Pierson flyer, pages 2–6, for property, demographic, aerial, space-plan, and site-plan facts. Broker-view diagrams are communication tools only. The Deal Readiness panel identifies unresolved items—including economics, parking, loading, delivery access, utilities, signage, licenses, operating constraints, and landlord contribution—that require independent diligence.
The calculator uses the documented 2,325-SF size. Rent, vacancy reduction, accelerator fee, commission, payback, and all chart outputs are user-entered assumptions—not quoted terms, valuations, projections, or promises of faster lease-up.

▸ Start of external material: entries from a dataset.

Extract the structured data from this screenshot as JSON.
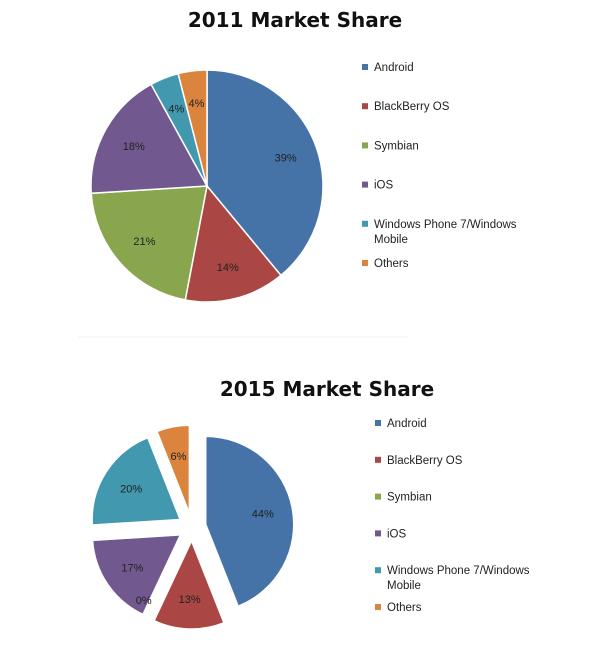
{
  "chart_data": [
    {
      "type": "pie",
      "title": "2011 Market Share",
      "exploded": false,
      "categories": [
        "Android",
        "BlackBerry OS",
        "Symbian",
        "iOS",
        "Windows Phone 7/Windows Mobile",
        "Others"
      ],
      "values": [
        39,
        14,
        21,
        18,
        4,
        4
      ],
      "labels": [
        "39%",
        "14%",
        "21%",
        "18%",
        "4%",
        "4%"
      ],
      "colors": [
        "#4572A7",
        "#AA4643",
        "#89A54E",
        "#71588F",
        "#4198AF",
        "#DB843D"
      ],
      "legend_position": "right"
    },
    {
      "type": "pie",
      "title": "2015 Market Share",
      "exploded": true,
      "categories": [
        "Android",
        "BlackBerry OS",
        "Symbian",
        "iOS",
        "Windows Phone 7/Windows Mobile",
        "Others"
      ],
      "values": [
        44,
        13,
        0,
        17,
        20,
        6
      ],
      "labels": [
        "44%",
        "13%",
        "0%",
        "17%",
        "20%",
        "6%"
      ],
      "colors": [
        "#4572A7",
        "#AA4643",
        "#89A54E",
        "#71588F",
        "#4198AF",
        "#DB843D"
      ],
      "legend_position": "right"
    }
  ]
}
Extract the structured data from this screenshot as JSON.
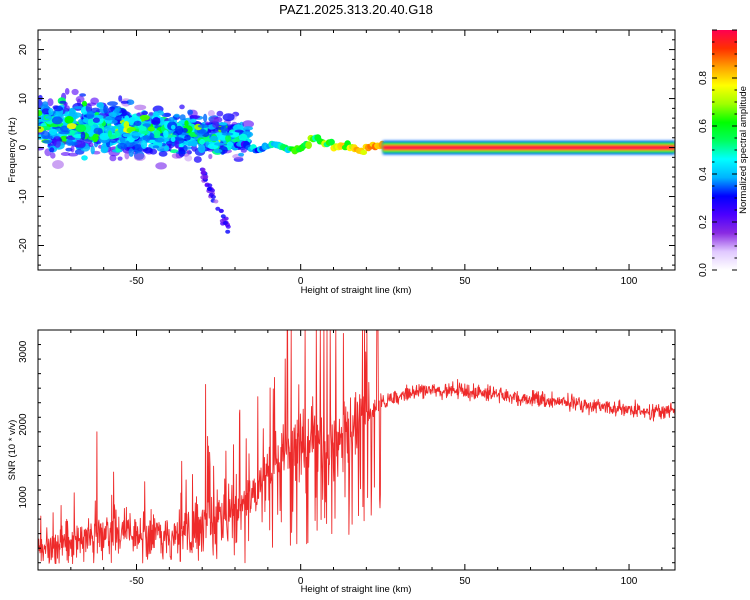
{
  "title": "PAZ1.2025.313.20.40.G18",
  "chart_data": [
    {
      "type": "heatmap",
      "name": "spectrogram",
      "xlabel": "Height of straight line (km)",
      "ylabel": "Frequency (Hz)",
      "xlim": [
        -80,
        114
      ],
      "ylim": [
        -25,
        24
      ],
      "xticks": [
        -50,
        0,
        50,
        100
      ],
      "yticks": [
        -20,
        -10,
        0,
        10,
        20
      ],
      "colorbar": {
        "label": "Normalized spectral amplitude",
        "range": [
          0,
          1
        ],
        "ticks": [
          "0.0",
          "0.2",
          "0.4",
          "0.6",
          "0.8"
        ],
        "colormap": [
          "#ffffff",
          "#e0c8ff",
          "#8a2be2",
          "#4b00ff",
          "#0000ff",
          "#00b4ff",
          "#00ffff",
          "#00ff60",
          "#00ff00",
          "#a0ff00",
          "#ffff00",
          "#ffa000",
          "#ff3000",
          "#ff0050"
        ]
      },
      "features": {
        "dominant_frequency_hz": 0,
        "noisy_region_km": [
          -80,
          -20
        ],
        "noisy_center_frequency_hz": [
          5,
          2
        ],
        "noisy_spread_hz": [
          10,
          5
        ],
        "transition_region_km": [
          -20,
          25
        ],
        "clean_tone_region_km": [
          25,
          114
        ],
        "clean_tone_amplitude": 1.0,
        "secondary_feature": {
          "x_km": [
            -30,
            -22
          ],
          "frequency_hz": [
            -5,
            -17
          ]
        }
      }
    },
    {
      "type": "line",
      "name": "snr",
      "xlabel": "Height of straight line (km)",
      "ylabel": "SNR (10 * v/v)",
      "xlim": [
        -80,
        114
      ],
      "ylim": [
        0,
        3300
      ],
      "xticks": [
        -50,
        0,
        50,
        100
      ],
      "yticks": [
        1000,
        2000,
        3000
      ],
      "color": "#ee2a2a",
      "series": [
        {
          "name": "SNR",
          "x": [
            -80,
            -75,
            -70,
            -65,
            -60,
            -55,
            -50,
            -45,
            -40,
            -35,
            -30,
            -25,
            -20,
            -15,
            -10,
            -5,
            0,
            5,
            8,
            10,
            15,
            20,
            25,
            30,
            35,
            40,
            50,
            60,
            70,
            80,
            90,
            100,
            110,
            114
          ],
          "y": [
            300,
            350,
            400,
            450,
            500,
            500,
            450,
            500,
            500,
            550,
            650,
            750,
            800,
            1000,
            1300,
            1500,
            1750,
            1850,
            1600,
            1700,
            1950,
            2150,
            2300,
            2400,
            2450,
            2480,
            2450,
            2400,
            2350,
            2300,
            2250,
            2200,
            2180,
            2200
          ]
        }
      ],
      "spikes": [
        {
          "x": 9,
          "y": 3300
        },
        {
          "x": 9.5,
          "y": 500
        },
        {
          "x": -29,
          "y": 2550
        },
        {
          "x": -62,
          "y": 1900
        },
        {
          "x": -17,
          "y": 100
        }
      ]
    }
  ]
}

Real Estate NJ documented Canard Café Bar’s 2022 opening at 200 Greene Street inside the then Jersey City Urby tower, including the 69-story / 760-plus-apartment context and its breakfast, lunch, coffee, and community-space positioning. The operator’s current site documents the continuing 200 Greene Street location and all-day breakfast, brunch, lunch, pickup, catering, and gathering uses. Harrison comparisons use the Pierson flyer’s property facts. The transfer is a Ney Studio positioning analogy—not evidence of guaranteed tenant demand or operating performance.

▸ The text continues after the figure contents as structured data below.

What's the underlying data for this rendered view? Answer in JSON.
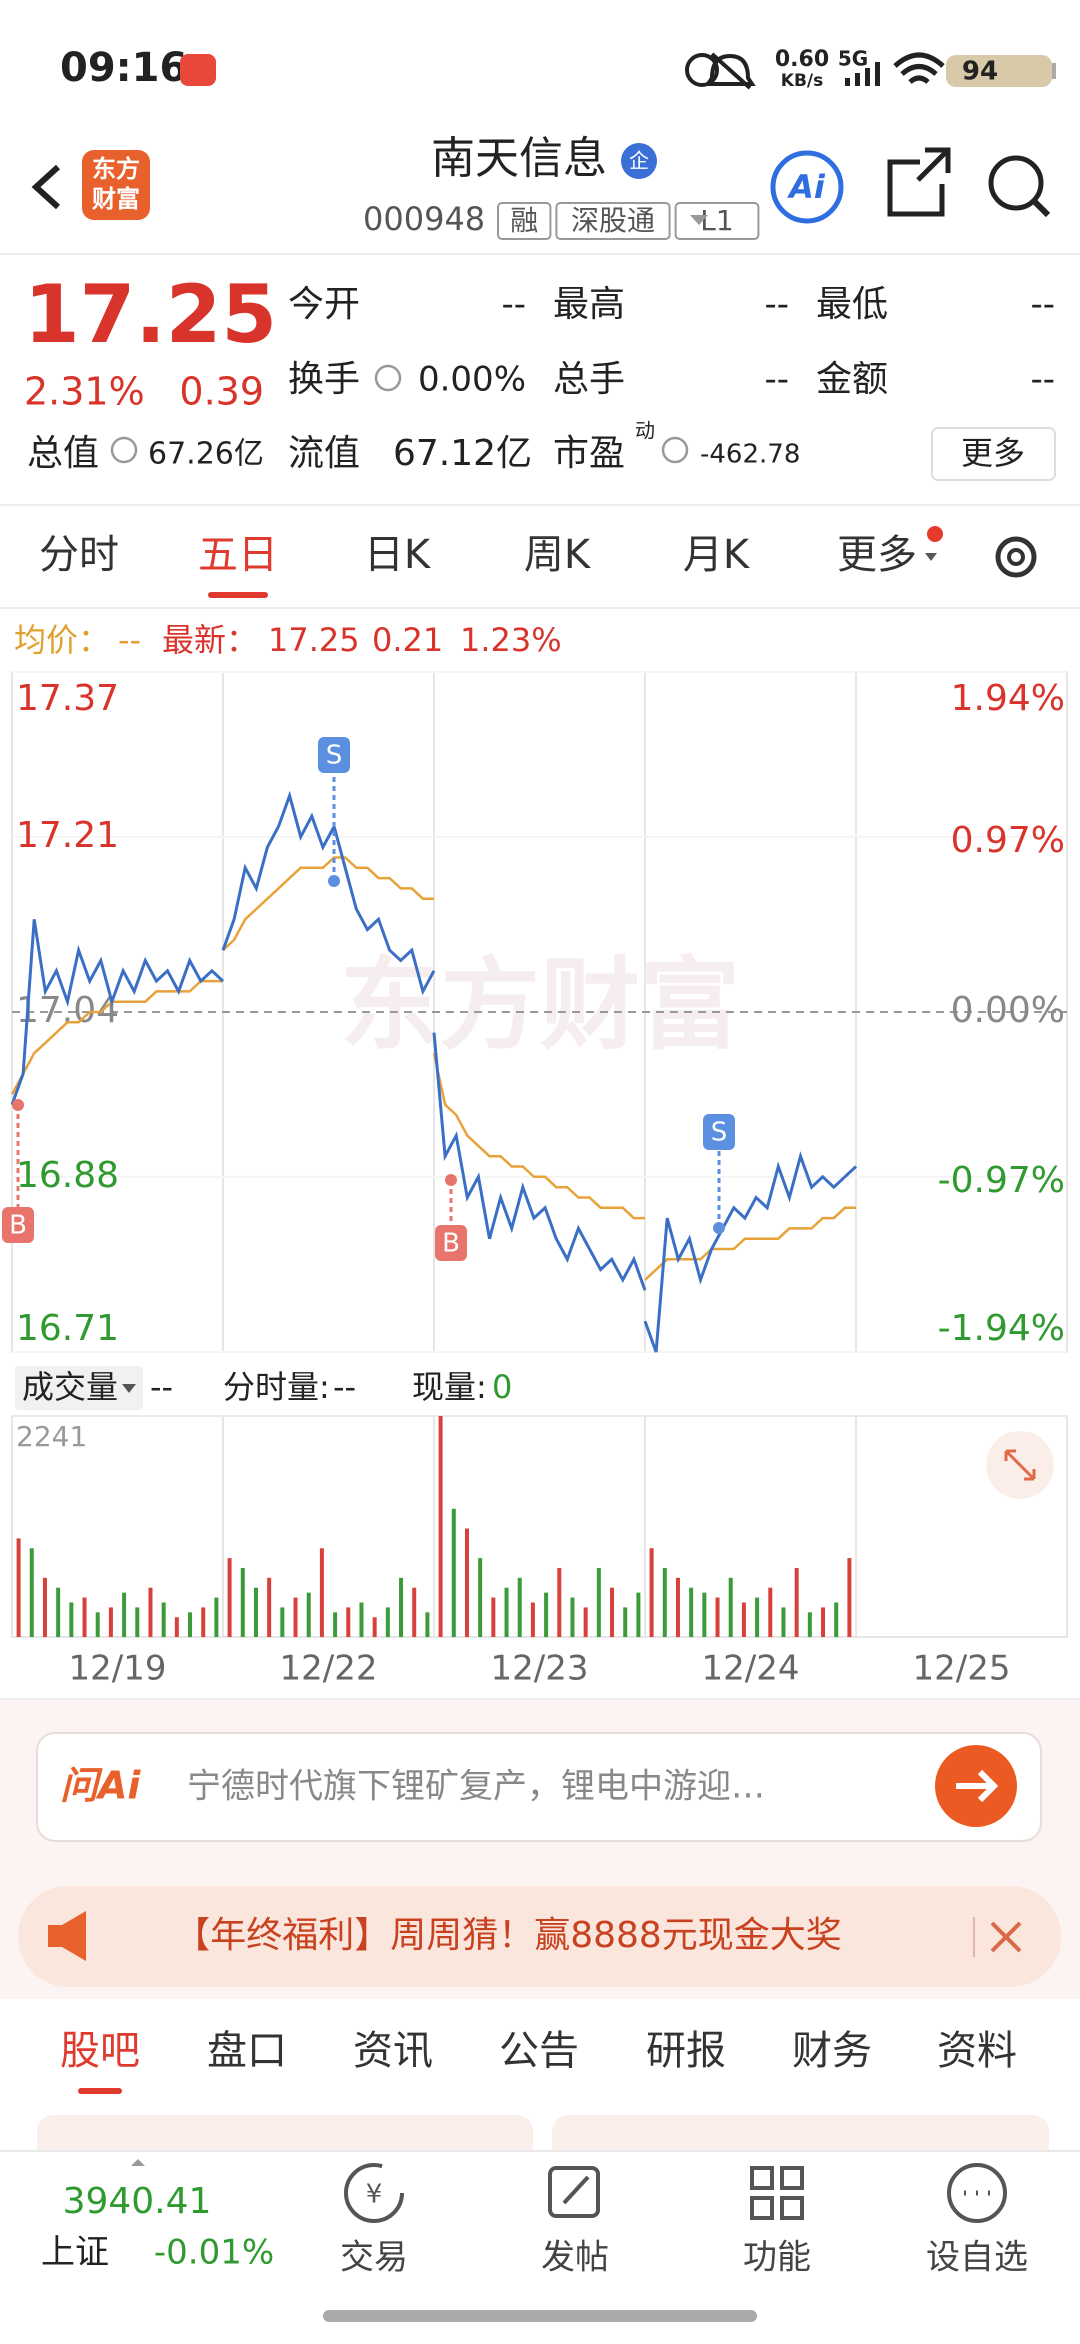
{
  "status_bar": {
    "time": "09:16",
    "speed": "0.60",
    "speed_unit": "KB/s",
    "network": "5G",
    "battery": "94"
  },
  "header": {
    "logo": [
      "东方",
      "财富"
    ],
    "name": "南天信息",
    "badge": "企",
    "code": "000948",
    "tags": [
      "融",
      "深股通",
      "L1"
    ]
  },
  "quote": {
    "price": "17.25",
    "change_pct": "2.31%",
    "change": "0.39",
    "fields": [
      {
        "label": "今开",
        "value": "--"
      },
      {
        "label": "最高",
        "value": "--"
      },
      {
        "label": "最低",
        "value": "--"
      },
      {
        "label": "换手",
        "value": "0.00%"
      },
      {
        "label": "总手",
        "value": "--"
      },
      {
        "label": "金额",
        "value": "--"
      }
    ],
    "market_cap": {
      "label": "总值",
      "value": "67.26亿"
    },
    "float_cap": {
      "label": "流值",
      "value": "67.12亿"
    },
    "pe": {
      "label": "市盈",
      "note": "动",
      "value": "-462.78"
    },
    "more": "更多"
  },
  "tabs": {
    "items": [
      "分时",
      "五日",
      "日K",
      "周K",
      "月K",
      "更多"
    ],
    "active": 1
  },
  "summary": {
    "avg": "--",
    "latest": "17.25",
    "change": "0.21",
    "change_pct": "1.23%"
  },
  "chart_data": [
    {
      "type": "line",
      "watermark": "东方财富",
      "ylim": [
        16.71,
        17.37
      ],
      "yticks": [
        16.71,
        16.88,
        17.04,
        17.21,
        17.37
      ],
      "y2lim": [
        -1.94,
        1.94
      ],
      "y2ticks": [
        {
          "value": -1.94,
          "label": "-1.94%"
        },
        {
          "value": -0.97,
          "label": "-0.97%"
        },
        {
          "value": 0,
          "label": "0.00%"
        },
        {
          "value": 0.97,
          "label": "0.97%"
        },
        {
          "value": 1.94,
          "label": "1.94%"
        }
      ],
      "series": [
        {
          "name": "最新：",
          "color": "#3b6fc6",
          "values": [
            [
              16.95,
              16.98,
              17.13,
              17.06,
              17.08,
              17.05,
              17.1,
              17.07,
              17.09,
              17.05,
              17.08,
              17.06,
              17.09,
              17.07,
              17.08,
              17.06,
              17.09,
              17.07,
              17.08,
              17.07
            ],
            [
              17.1,
              17.13,
              17.18,
              17.16,
              17.2,
              17.22,
              17.25,
              17.21,
              17.23,
              17.2,
              17.22,
              17.18,
              17.14,
              17.12,
              17.13,
              17.1,
              17.09,
              17.1,
              17.06,
              17.08
            ],
            [
              17.02,
              16.9,
              16.92,
              16.86,
              16.88,
              16.82,
              16.86,
              16.83,
              16.87,
              16.84,
              16.85,
              16.82,
              16.8,
              16.83,
              16.81,
              16.79,
              16.8,
              16.78,
              16.8,
              16.77
            ],
            [
              16.74,
              16.71,
              16.84,
              16.8,
              16.82,
              16.78,
              16.81,
              16.83,
              16.85,
              16.84,
              16.86,
              16.85,
              16.89,
              16.86,
              16.9,
              16.87,
              16.88,
              16.87,
              16.88,
              16.89
            ],
            []
          ]
        },
        {
          "name": "均价：",
          "color": "#e8a23a",
          "values": [
            [
              16.96,
              16.98,
              17.0,
              17.01,
              17.02,
              17.03,
              17.03,
              17.04,
              17.04,
              17.05,
              17.05,
              17.05,
              17.05,
              17.06,
              17.06,
              17.06,
              17.06,
              17.07,
              17.07,
              17.07
            ],
            [
              17.1,
              17.11,
              17.13,
              17.14,
              17.15,
              17.16,
              17.17,
              17.18,
              17.18,
              17.18,
              17.19,
              17.19,
              17.18,
              17.18,
              17.17,
              17.17,
              17.16,
              17.16,
              17.15,
              17.15
            ],
            [
              17.0,
              16.95,
              16.94,
              16.92,
              16.91,
              16.9,
              16.9,
              16.89,
              16.89,
              16.88,
              16.88,
              16.87,
              16.87,
              16.86,
              16.86,
              16.85,
              16.85,
              16.85,
              16.84,
              16.84
            ],
            [
              16.78,
              16.79,
              16.8,
              16.8,
              16.8,
              16.8,
              16.81,
              16.81,
              16.81,
              16.82,
              16.82,
              16.82,
              16.82,
              16.83,
              16.83,
              16.83,
              16.84,
              16.84,
              16.85,
              16.85
            ],
            []
          ]
        }
      ],
      "annotations": [
        "B",
        "S",
        "B",
        "S"
      ]
    },
    {
      "type": "bar",
      "categories": [
        "12/19",
        "12/22",
        "12/23",
        "12/24",
        "12/25"
      ],
      "ylim": [
        0,
        2241
      ],
      "yticks": [
        2241
      ],
      "selector": "成交量",
      "value": "--",
      "period_label": "分时量:",
      "period_value": "--",
      "current_label": "现量:",
      "current_value": "0",
      "series": [
        {
          "color": "#d8403a",
          "values": [
            [
              1000,
              null,
              600,
              null,
              null,
              400,
              null,
              300,
              null,
              null,
              500,
              null,
              200,
              null,
              300,
              null
            ],
            [
              800,
              null,
              null,
              600,
              null,
              400,
              null,
              900,
              null,
              300,
              null,
              200,
              null,
              null,
              500,
              null
            ],
            [
              2241,
              null,
              1100,
              null,
              400,
              null,
              null,
              350,
              null,
              700,
              null,
              300,
              null,
              500,
              null,
              null
            ],
            [
              900,
              null,
              600,
              null,
              null,
              400,
              null,
              350,
              null,
              500,
              null,
              700,
              null,
              300,
              null,
              800
            ],
            []
          ]
        },
        {
          "color": "#3c9a3a",
          "values": [
            [
              null,
              900,
              null,
              500,
              350,
              null,
              250,
              null,
              450,
              300,
              null,
              350,
              null,
              250,
              null,
              400
            ],
            [
              null,
              700,
              500,
              null,
              300,
              null,
              450,
              null,
              250,
              null,
              350,
              null,
              300,
              600,
              null,
              250
            ],
            [
              null,
              1300,
              null,
              800,
              null,
              500,
              600,
              null,
              450,
              null,
              400,
              null,
              700,
              null,
              300,
              450
            ],
            [
              null,
              700,
              null,
              500,
              450,
              null,
              600,
              null,
              400,
              null,
              300,
              null,
              250,
              null,
              350,
              null
            ],
            []
          ]
        }
      ]
    }
  ],
  "ai_bar": {
    "logo": "问Ai",
    "text": "宁德时代旗下锂矿复产，锂电中游迎…"
  },
  "banner": {
    "text": "【年终福利】周周猜！赢8888元现金大奖"
  },
  "section_tabs": {
    "items": [
      "股吧",
      "盘口",
      "资讯",
      "公告",
      "研报",
      "财务",
      "资料"
    ],
    "active": 0
  },
  "bottom_nav": {
    "index_value": "3940.41",
    "index_name": "上证",
    "index_change": "-0.01%",
    "items": [
      "交易",
      "发帖",
      "功能",
      "设自选"
    ]
  }
}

Cushman & Wakefield’s 2025 U.S. Retail Fit Out Cost Guide, based on a survey of general contractors in 15 markets, reports a $155/SF national average for in-line retail fit-outs. RestaurantOwner’s independent restaurant cost-to-open survey of more than 350 respondents reports median kitchen/bar equipment cost of $100/SF and median annual sales of $325/SF. The model’s default $255/SF is a simple planning composite of those two benchmarks—not a contractor estimate, location adjustment, or formal cost-estimating method. The National Restaurant Association’s 2025 Restaurant Operations Data Abstract, based on more than 900 restaurants, reports median income before taxes of 4.0% of sales for limited-service restaurants and 2.8% for full-service restaurants; this hybrid kitchen + market model uses 4.0% as the closer broad benchmark. Renovation estimate = area × cost/SF × (1 + contingency). Five-year ROI = cumulative modeled pre-tax income ÷ net renovation capital after any entered landlord contribution. Year 1 / Year 2 ramp factors of 70% / 90% are Ney Studio illustrative assumptions. Results exclude working capital, financing, depreciation, taxes, residual value, owner compensation, rent structure, and unverified site conditions.